Sophi:    Okaaaaay….

Dad:       But, really, why did you have to throw the ball away???  Your passes were sloppy.  There were so many people there watching.  It was embarrassing.

Sophi:    (Thinking to herself) You have got to be kidding me???  This is his apology?

Dad:       So, anyway, I just wanted to call and say I am sorry and tell you that I love you.

A Swing and a miss for Dad.

After Sophi’s highlight reel of the apology, we were both laughing and shaking our heads.  We didn’t know exactly how to process this side of Kevin the Coach.  Sophi was laughing, but her walls were still up.  She wasn’t ready to forgive his trampling on her wounded ego.   The standoff continued.  After nearly a week of eye-rolling (Sophi) and stubborn silence (Kevin), I demanded reconciliation.  Kevin set out to make things right with his girl and according to him they had a ‘great talk’.   Considering the debacle he had made of the apology, I wasn’t exactly ready to take his word for it.  However, Sophi did confirm that he had made successful amends and was now back in his starring role of ‘Best Dad in the World’.

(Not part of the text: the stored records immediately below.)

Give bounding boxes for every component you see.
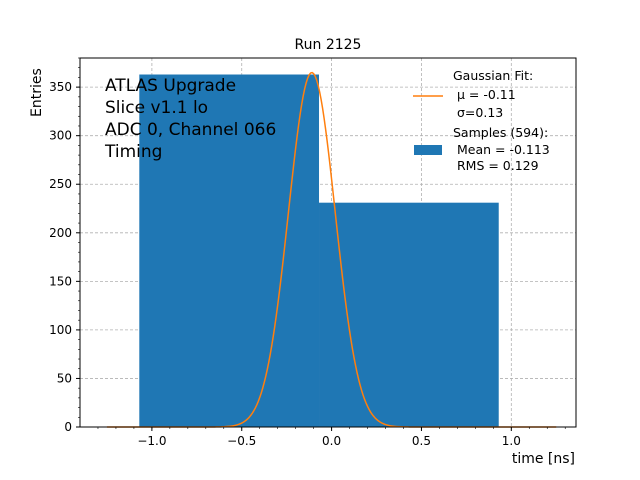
y-axis-label: Entries: [29, 68, 45, 117]
y-tick-label: 100: [49, 323, 72, 337]
legend: Gaussian Fit: μ = -0.11 σ=0.13 Samples (…: [413, 68, 550, 173]
legend-text: Samples (594):: [453, 125, 548, 140]
legend-text: Mean = -0.113: [453, 142, 550, 157]
axis-ticks: −1.0 −0.5 0.0 0.5 1.0 0 50 100 150 200 250 300 350: [49, 57, 566, 448]
y-tick-label: 300: [49, 129, 72, 143]
histogram-bar: [319, 202, 499, 427]
histogram-bar: [139, 74, 320, 427]
x-tick-label: 1.0: [502, 434, 521, 448]
annotation-line: ADC 0, Channel 066: [105, 120, 276, 140]
x-tick-label: 0.5: [412, 434, 431, 448]
x-tick-label: −0.5: [227, 434, 256, 448]
y-tick-label: 150: [49, 274, 72, 288]
chart-title: Run 2125: [295, 37, 362, 53]
y-tick-label: 0: [64, 420, 72, 434]
x-tick-label: 0.0: [322, 434, 341, 448]
annotation-block: ATLAS Upgrade Slice v1.1 lo ADC 0, Chann…: [104, 76, 276, 162]
legend-patch-swatch: [414, 145, 442, 155]
legend-text: RMS = 0.129: [453, 158, 539, 173]
y-tick-label: 200: [49, 226, 72, 240]
y-tick-label: 50: [57, 371, 72, 385]
histogram-bars: [139, 74, 499, 427]
y-tick-label: 350: [49, 80, 72, 94]
annotation-line: ATLAS Upgrade: [105, 76, 236, 96]
annotation-line: Timing: [104, 142, 162, 162]
annotation-line: Slice v1.1 lo: [105, 98, 208, 118]
legend-text: μ = -0.11: [457, 87, 516, 102]
y-tick-label: 250: [49, 177, 72, 191]
legend-text: σ=0.13: [457, 105, 503, 120]
x-tick-label: −1.0: [137, 434, 166, 448]
x-axis-label: time [ns]: [512, 451, 575, 467]
legend-text: Gaussian Fit:: [453, 68, 533, 83]
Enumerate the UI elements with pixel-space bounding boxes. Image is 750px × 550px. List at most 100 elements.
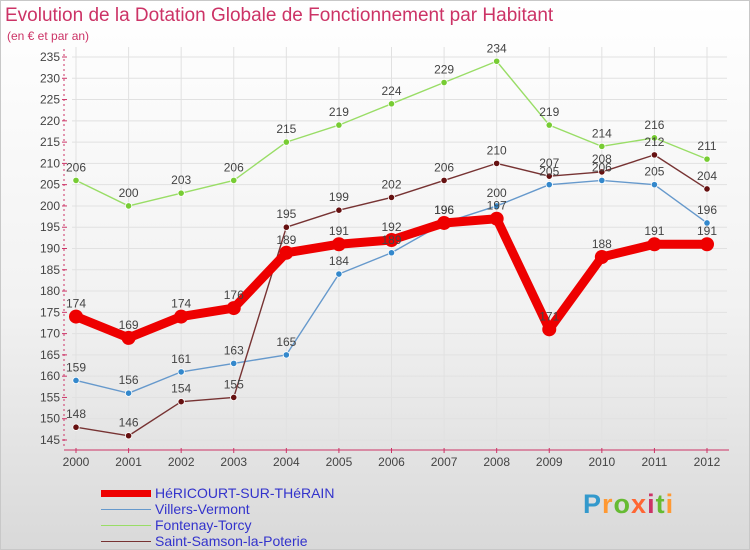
series-3-data-label: 208 <box>592 152 612 166</box>
series-2-data-label: 206 <box>224 160 244 174</box>
series-0-data-label: 176 <box>224 288 244 302</box>
y-tick-label: 210 <box>40 156 60 170</box>
legend-swatch <box>101 509 151 510</box>
y-tick-label: 225 <box>40 93 60 107</box>
x-axis-ticks: 2000 2001 2002 2003 2004 2005 2006 2007 2008 2009… <box>63 455 721 469</box>
y-axis-ticks: 145 150 155 160 165 170 175 180 185 190 195 200 205 2… <box>40 50 60 447</box>
series-3-point <box>598 168 606 176</box>
series-0-data-label: 191 <box>697 224 717 238</box>
series-2-data-label: 224 <box>381 84 401 98</box>
series-1-point <box>650 181 659 189</box>
series-1-point <box>387 249 396 257</box>
series-2-data-label: 219 <box>329 105 349 119</box>
chart-series <box>69 57 714 440</box>
series-2-data-label: 214 <box>592 126 612 140</box>
logo-letter: o <box>613 489 632 519</box>
series-3-data-label: 195 <box>276 207 296 221</box>
x-tick-label: 2010 <box>588 455 615 469</box>
series-1-data-label: 161 <box>171 352 191 366</box>
series-0-point <box>331 237 346 252</box>
series-1-data-label: 184 <box>329 254 349 268</box>
legend-label: Saint-Samson-la-Poterie <box>155 533 308 549</box>
series-0-data-label: 191 <box>644 224 664 238</box>
series-1-point <box>703 219 711 227</box>
series-3-point <box>703 185 711 193</box>
series-0-point <box>174 309 189 324</box>
series-3-data-label: 199 <box>329 190 349 204</box>
series-0-point <box>437 215 452 230</box>
series-0-point <box>226 301 241 316</box>
x-tick-label: 2008 <box>483 455 510 469</box>
legend-label: HéRICOURT-SUR-THéRAIN <box>155 485 335 501</box>
x-tick-label: 2006 <box>378 455 405 469</box>
series-2-data-label: 215 <box>276 122 296 136</box>
series-3-data-label: 146 <box>119 416 139 430</box>
series-2-data-label: 234 <box>487 41 507 55</box>
x-tick-label: 2012 <box>694 455 721 469</box>
series-0-data-label: 169 <box>119 318 139 332</box>
y-tick-label: 160 <box>40 369 60 383</box>
series-3-data-label: 154 <box>171 382 191 396</box>
series-0-point <box>489 211 504 226</box>
series-1-point <box>493 202 501 210</box>
series-3-data-label: 148 <box>66 407 86 421</box>
series-3-point <box>650 151 659 159</box>
series-0-data-label: 192 <box>381 220 401 234</box>
series-2-data-label: 216 <box>644 118 664 132</box>
series-1-data-label: 205 <box>644 165 664 179</box>
series-3-point <box>493 159 501 167</box>
y-tick-label: 235 <box>40 50 60 64</box>
logo-letter: r <box>602 489 614 519</box>
series-3-point <box>177 398 185 406</box>
x-tick-label: 2002 <box>168 455 195 469</box>
series-3-point <box>282 223 290 231</box>
series-0-point <box>700 237 714 252</box>
logo-letter: i <box>647 489 656 519</box>
y-tick-label: 155 <box>40 390 60 404</box>
series-1-point <box>124 389 133 397</box>
series-0-point <box>647 237 662 252</box>
series-0-point <box>594 250 609 265</box>
series-3-data-label: 202 <box>381 177 401 191</box>
series-0-data-label: 174 <box>171 297 191 311</box>
series-2-point <box>282 138 290 146</box>
series-1-data-label: 165 <box>276 335 296 349</box>
x-tick-label: 2004 <box>273 455 300 469</box>
x-tick-label: 2009 <box>536 455 563 469</box>
series-2-point <box>387 100 396 108</box>
y-tick-label: 175 <box>40 305 60 319</box>
series-0-point <box>279 245 294 260</box>
legend-swatch <box>101 490 151 497</box>
series-1-point <box>282 351 290 359</box>
series-2-point <box>650 134 659 142</box>
series-2-point <box>545 121 553 129</box>
series-1-point <box>598 176 606 185</box>
series-1-data-label: 163 <box>224 343 244 357</box>
series-2-data-label: 206 <box>66 160 86 174</box>
x-tick-label: 2005 <box>326 455 353 469</box>
series-3-point <box>387 193 396 202</box>
series-2-point <box>440 78 448 87</box>
series-0-point <box>121 330 136 345</box>
series-1-point <box>335 270 343 278</box>
y-tick-label: 215 <box>40 135 60 149</box>
series-2-point <box>598 142 606 150</box>
series-2-point <box>124 202 133 210</box>
series-1-data-label: 206 <box>592 160 612 174</box>
series-3-data-label: 204 <box>697 169 717 183</box>
series-2-point <box>703 155 711 163</box>
series-0-point <box>384 232 399 247</box>
series-0-point <box>69 309 83 324</box>
y-tick-label: 220 <box>40 114 60 128</box>
series-0-data-label: 188 <box>592 237 612 251</box>
series-1-data-label: 200 <box>487 186 507 200</box>
series-2-data-label: 229 <box>434 63 454 77</box>
y-tick-label: 190 <box>40 242 60 256</box>
x-tick-label: 2001 <box>115 455 142 469</box>
logo-letter: P <box>583 489 603 519</box>
logo-letter: t <box>655 489 666 519</box>
series-0-data-label: 171 <box>539 309 559 323</box>
series-0-data-label: 189 <box>276 233 296 247</box>
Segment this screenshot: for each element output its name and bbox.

photo 4I wonder how much of Kevin’s deviation from his positive daddy/coach role was even about the basketball game.  His little girl is growing up.  The two of them have always been exceptionally close.  Lately, her attention has been further divided by her friends, her phone, dances, and her need to always be on the go.  Recently, a handsome young 17 year-old fellow has also emerged onto the scene (heavy sigh).  Perhaps, Kevin was consumed solely by Sophi’s less than stellar performance on the court, but it would be my wager that there was a host of other things fueling his frustration.  I am her parent too.  I feel the weight of the how fleeting these days actually are.  I, too, wonder how it is that more often I find myself left out of the huddle and forced into the stands as a spectator in her world.  I think as parents we all swing and miss sometimes.  We lose sight of what is really important.  When I take the time to reflect on all the laughter and love we have shared as parents and I look at the remarkable young lady Sophi is growing into, I have resolved myself to accept that my role is changing.  I sincerely hope Kevin recognizes his role in Sophi’s life is also changing, but is as vital as ever.  Girls never outgrow needing their daddies.  He might have an occasional ‘swing and a miss”, but when it comes to being a great dad, he hit that one out of the park!